Mgr J-C. Dufour – 18 novembre 2023 – Luc 18, 1-8

Mgr Jean-Charles Dufour, Aumônier des Servantes de Jésus-Marie

HOMÉLIE : 18 novembre 2023 – Luc 18, 1-8

 

Une fois, tout de suite après la messe, un dimanche, une femme me cria très fort : « Ils sont bons à rien vos lampions! »
Elle avait fait une demande et elle était déçue.  Il arrive que des croyants aient l’impression de ne pas être écoutés dans leurs prières, qu’ils ne répondent pas à leur prière, qu’ils prient pour rien.

C’est pourquoi, Jésus nous raconte une petite parabole.  Il veut renouveler notre espérance.  Il nous révèle que, nous, on ne prie pas un juge inique, mais un Père qui a du cœur, un Père auprès de qui on peut toujours trouver un accueil favorable.

La pauvre veuve demandait au juge de lui rendre justice, mais « Longtemps, il refusa ».
On comprend qu’elle a dû être des plus persévérante dans sa prière.
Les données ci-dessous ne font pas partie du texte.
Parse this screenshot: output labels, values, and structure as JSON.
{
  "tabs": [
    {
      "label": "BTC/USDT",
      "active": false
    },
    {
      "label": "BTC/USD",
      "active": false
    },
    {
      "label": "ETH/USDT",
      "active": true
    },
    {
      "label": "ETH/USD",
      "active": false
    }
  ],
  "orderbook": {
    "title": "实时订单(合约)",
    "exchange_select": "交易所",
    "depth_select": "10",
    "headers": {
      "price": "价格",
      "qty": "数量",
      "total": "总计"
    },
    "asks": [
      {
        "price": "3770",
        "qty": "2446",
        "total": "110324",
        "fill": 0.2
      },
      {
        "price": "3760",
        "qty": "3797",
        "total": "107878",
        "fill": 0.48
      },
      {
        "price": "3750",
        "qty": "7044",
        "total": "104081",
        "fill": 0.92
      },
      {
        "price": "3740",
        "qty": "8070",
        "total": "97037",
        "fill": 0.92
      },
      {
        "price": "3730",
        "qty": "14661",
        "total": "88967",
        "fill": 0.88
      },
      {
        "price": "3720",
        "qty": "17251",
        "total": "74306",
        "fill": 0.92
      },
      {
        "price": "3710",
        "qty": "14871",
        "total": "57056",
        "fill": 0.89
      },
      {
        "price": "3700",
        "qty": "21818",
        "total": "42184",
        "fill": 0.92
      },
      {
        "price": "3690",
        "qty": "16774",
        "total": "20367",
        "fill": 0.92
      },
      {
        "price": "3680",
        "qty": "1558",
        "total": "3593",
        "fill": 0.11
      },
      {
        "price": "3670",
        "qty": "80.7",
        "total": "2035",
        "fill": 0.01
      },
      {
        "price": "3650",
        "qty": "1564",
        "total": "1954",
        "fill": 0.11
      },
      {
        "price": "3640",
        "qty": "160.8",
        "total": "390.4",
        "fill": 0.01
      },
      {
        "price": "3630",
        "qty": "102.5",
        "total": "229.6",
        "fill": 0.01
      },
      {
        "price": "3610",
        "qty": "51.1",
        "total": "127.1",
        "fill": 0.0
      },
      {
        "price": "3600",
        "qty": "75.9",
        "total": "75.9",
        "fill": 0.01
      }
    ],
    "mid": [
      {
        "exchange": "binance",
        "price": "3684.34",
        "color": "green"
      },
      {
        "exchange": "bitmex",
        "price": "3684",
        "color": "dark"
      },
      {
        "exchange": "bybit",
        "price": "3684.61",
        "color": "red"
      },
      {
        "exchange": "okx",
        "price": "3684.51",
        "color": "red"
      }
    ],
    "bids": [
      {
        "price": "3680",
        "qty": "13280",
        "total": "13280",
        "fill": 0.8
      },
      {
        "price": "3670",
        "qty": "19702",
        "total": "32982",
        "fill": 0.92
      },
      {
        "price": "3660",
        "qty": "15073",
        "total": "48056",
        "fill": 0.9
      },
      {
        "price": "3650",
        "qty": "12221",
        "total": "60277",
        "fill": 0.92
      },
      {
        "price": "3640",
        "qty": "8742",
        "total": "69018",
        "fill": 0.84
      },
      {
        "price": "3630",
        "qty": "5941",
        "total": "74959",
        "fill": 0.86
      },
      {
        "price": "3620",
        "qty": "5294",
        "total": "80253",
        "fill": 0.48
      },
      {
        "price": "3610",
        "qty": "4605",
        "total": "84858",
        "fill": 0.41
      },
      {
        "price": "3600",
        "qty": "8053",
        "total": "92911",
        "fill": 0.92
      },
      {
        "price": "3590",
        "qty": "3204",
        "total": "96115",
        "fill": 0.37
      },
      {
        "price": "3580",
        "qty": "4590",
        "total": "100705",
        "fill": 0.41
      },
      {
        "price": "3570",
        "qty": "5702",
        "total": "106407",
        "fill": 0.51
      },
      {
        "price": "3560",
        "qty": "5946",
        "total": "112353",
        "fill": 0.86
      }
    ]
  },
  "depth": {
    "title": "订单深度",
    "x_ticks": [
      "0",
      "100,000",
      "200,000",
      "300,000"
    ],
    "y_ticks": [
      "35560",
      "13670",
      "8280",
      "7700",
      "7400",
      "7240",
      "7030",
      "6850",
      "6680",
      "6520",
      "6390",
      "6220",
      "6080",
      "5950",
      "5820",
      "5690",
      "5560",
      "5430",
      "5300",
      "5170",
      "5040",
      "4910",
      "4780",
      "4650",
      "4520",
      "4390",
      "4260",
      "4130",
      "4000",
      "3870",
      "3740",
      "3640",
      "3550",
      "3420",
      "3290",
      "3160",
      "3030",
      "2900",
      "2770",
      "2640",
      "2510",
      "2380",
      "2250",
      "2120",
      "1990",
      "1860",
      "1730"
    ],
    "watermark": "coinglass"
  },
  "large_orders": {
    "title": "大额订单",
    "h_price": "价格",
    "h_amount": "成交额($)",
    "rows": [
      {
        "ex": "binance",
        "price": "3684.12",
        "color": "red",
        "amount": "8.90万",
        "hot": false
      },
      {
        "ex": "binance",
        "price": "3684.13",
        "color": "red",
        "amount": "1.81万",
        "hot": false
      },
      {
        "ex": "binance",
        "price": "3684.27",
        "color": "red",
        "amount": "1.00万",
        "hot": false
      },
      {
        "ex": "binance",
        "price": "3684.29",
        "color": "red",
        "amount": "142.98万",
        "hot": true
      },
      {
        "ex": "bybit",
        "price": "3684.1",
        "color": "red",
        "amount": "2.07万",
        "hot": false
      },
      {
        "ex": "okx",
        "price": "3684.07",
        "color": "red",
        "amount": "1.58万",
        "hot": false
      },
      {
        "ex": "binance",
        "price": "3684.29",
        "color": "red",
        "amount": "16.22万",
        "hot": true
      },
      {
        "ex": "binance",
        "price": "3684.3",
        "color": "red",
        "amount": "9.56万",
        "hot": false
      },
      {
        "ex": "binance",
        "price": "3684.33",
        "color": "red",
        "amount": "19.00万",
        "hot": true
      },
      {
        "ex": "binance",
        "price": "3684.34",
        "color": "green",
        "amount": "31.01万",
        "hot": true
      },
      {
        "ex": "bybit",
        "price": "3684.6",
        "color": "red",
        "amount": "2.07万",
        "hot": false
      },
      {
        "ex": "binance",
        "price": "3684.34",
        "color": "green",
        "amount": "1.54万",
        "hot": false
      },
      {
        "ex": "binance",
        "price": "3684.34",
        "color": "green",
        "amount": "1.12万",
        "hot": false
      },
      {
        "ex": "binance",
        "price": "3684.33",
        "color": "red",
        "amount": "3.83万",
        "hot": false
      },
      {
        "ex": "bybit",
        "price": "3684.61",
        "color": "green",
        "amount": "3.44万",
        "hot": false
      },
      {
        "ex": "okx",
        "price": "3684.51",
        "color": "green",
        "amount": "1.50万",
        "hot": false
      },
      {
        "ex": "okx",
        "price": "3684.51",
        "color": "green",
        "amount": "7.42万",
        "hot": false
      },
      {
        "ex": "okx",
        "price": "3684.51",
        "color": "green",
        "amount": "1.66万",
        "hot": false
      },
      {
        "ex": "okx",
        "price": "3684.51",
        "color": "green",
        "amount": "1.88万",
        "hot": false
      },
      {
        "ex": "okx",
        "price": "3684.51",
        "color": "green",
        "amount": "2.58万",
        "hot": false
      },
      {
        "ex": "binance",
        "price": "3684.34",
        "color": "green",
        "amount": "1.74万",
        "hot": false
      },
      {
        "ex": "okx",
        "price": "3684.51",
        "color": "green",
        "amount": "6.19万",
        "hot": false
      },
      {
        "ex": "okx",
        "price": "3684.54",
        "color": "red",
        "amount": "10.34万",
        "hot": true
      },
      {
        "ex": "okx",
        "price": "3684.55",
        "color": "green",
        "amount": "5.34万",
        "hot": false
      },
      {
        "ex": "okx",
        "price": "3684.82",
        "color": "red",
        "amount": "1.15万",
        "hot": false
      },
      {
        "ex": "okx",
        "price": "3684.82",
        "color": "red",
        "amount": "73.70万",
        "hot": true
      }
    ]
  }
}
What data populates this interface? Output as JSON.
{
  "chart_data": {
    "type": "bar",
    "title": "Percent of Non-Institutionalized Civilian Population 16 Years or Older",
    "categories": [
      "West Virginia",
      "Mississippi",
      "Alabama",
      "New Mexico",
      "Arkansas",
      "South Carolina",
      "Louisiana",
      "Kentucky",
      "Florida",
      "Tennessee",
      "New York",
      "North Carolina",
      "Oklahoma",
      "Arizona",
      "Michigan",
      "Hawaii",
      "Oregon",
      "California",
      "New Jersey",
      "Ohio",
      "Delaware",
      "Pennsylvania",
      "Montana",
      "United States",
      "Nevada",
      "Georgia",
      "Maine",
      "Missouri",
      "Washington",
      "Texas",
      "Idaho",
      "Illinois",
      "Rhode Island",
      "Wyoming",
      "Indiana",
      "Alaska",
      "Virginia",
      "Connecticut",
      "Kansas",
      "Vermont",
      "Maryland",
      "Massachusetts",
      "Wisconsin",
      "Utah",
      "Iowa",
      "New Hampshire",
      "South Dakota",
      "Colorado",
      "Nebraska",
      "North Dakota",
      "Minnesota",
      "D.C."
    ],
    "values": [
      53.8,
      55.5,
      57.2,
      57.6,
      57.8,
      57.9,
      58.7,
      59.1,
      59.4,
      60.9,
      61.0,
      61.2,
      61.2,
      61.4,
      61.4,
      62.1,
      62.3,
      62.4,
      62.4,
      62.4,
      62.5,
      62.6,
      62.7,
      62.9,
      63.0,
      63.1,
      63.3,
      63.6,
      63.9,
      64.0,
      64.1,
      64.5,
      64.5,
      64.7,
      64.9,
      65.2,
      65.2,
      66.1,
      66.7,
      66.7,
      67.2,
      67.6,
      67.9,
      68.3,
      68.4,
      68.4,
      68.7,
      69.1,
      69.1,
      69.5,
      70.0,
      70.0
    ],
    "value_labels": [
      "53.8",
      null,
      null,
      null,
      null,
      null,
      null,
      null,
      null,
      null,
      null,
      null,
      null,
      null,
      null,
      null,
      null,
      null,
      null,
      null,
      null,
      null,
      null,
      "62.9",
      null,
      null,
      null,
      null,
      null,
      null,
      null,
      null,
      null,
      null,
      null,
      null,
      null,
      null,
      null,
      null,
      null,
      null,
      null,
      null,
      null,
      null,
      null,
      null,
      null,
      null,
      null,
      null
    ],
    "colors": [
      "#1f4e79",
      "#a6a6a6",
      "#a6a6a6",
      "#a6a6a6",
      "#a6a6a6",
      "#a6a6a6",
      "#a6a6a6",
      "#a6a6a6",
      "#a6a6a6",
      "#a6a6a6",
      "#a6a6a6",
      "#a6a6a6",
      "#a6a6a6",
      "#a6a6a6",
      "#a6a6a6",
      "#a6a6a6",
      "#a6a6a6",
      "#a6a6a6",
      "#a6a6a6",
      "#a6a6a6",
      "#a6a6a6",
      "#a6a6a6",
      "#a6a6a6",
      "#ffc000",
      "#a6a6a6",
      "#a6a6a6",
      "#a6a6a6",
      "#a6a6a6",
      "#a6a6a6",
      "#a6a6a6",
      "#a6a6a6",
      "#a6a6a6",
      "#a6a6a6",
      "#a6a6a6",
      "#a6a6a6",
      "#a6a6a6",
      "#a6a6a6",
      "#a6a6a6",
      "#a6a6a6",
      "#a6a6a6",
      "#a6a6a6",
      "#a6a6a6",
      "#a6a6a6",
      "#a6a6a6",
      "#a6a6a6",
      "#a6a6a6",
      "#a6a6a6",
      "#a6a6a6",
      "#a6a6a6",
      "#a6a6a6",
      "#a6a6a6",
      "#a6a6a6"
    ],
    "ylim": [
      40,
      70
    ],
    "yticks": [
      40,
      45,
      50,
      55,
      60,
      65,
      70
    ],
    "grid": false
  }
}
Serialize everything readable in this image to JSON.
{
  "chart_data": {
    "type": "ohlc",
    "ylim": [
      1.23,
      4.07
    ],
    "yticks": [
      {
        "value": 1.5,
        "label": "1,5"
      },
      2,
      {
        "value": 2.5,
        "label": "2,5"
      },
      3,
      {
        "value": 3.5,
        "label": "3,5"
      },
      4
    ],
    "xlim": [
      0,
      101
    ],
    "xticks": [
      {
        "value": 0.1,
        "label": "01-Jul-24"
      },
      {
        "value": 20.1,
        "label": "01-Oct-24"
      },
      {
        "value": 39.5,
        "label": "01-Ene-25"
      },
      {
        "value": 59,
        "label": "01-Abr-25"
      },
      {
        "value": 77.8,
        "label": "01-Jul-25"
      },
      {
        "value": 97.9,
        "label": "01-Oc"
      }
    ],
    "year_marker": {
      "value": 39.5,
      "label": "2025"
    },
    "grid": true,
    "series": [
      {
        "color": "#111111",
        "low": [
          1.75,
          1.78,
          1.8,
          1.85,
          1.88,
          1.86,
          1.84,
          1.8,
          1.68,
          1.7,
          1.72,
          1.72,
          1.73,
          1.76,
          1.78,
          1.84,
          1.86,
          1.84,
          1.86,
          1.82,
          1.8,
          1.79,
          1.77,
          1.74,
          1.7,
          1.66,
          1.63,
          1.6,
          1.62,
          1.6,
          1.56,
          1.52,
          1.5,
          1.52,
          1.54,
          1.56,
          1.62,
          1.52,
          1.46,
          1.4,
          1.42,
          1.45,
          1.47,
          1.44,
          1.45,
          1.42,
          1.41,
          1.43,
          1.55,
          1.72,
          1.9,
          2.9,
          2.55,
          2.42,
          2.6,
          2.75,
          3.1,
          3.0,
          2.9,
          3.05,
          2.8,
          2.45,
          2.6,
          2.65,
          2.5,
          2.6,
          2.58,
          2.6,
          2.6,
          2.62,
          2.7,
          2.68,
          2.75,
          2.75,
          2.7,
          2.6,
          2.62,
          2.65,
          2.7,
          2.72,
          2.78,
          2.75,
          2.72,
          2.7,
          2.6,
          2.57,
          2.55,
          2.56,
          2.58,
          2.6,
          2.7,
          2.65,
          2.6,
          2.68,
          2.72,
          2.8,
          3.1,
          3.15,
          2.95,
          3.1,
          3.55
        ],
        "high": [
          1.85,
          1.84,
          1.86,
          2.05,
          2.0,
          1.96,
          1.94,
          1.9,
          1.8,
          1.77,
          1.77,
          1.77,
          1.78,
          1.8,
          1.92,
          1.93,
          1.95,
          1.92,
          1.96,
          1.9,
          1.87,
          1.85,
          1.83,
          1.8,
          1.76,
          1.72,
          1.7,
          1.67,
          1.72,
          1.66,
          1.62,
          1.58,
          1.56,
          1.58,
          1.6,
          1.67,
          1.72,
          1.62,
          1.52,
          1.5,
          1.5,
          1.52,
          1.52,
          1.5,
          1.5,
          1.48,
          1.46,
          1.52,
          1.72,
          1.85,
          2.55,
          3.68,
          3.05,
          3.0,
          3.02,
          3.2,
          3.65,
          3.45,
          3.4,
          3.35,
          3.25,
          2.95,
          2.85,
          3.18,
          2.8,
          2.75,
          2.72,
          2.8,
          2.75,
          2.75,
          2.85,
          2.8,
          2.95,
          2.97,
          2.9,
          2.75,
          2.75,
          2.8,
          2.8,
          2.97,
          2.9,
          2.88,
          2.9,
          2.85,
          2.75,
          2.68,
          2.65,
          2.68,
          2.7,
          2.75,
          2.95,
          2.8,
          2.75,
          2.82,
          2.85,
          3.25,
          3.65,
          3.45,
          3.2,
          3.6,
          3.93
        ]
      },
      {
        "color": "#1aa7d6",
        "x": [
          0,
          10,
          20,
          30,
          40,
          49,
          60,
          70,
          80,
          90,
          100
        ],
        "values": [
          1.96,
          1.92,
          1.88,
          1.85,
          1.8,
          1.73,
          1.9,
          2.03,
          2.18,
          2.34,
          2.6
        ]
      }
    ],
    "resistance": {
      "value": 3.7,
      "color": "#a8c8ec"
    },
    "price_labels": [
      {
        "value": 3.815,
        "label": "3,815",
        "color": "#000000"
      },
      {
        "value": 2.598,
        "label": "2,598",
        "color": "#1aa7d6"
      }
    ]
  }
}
Commencer à prier, ce n’est pas trop difficile, mais persévérer dans la prière, c’est une autre affaire.  Cette pauvre veuve fait partie non seulement des personnes les plus vulnérables de son temps, mais en plus, elle fait affaire avec un juge qui se foute de la justice.  Elle a toutes les raisons de se décourager, mais elle poursuit sans cesse le juge de ses réclamations parce qu’elle n’a pas le choix, elle est dans l’extrême besoin.

Jésus nous fait comprendre que si cette veuve persévère dans la prière, c’est en raison de sa faiblesse et de sa pauvreté.
On retrouve là la première béatitude : « Heureux les pauvres de cœur, le royaume des cieux est à eux. »
La pauvreté du cœur agit de deux manières : elle nous fait prendre conscience de nos besoins et de nos faiblesses pour ensuite nous placer devant le seul qui peut les combler, le Dieu de justice.  La pauvre veuve sait bien que le juge inique est le seul à pouvoir lui rendre justice.
Ainsi en est-il pour nous, notre Dieu est le seul qui puisse combler nos besoins les plus profonds.

« Longtemps, il refusa. »
On comprend que la pauvre veuve a dû faire preuve de patience et attendre longtemps avant que le juge lui rende justice.  Ainsi notre prière ! Elle est toujours faite d’attente, d’une attente persévérante.  Ça ne veut pas dire pour autant qu’elle tombe dans le vide parce que nous nous appuyons sur les promesses du Christ et sur la présence de l’Esprit Saint.  Le Seigneur est déjà là !  Demeurons devant lui dans une attitude de pauvre, le cœur et les mains ouvertes.

« Heureux les pauvres de cœur, le Royaume des cieux est à eux ».
 Que le Seigneur nous fasse cette grâce de la pauvreté du cœur pour tenir fidèlement dans une prière confiante en son Amour qui peut et veut le bien pour chacun et chacune de nous.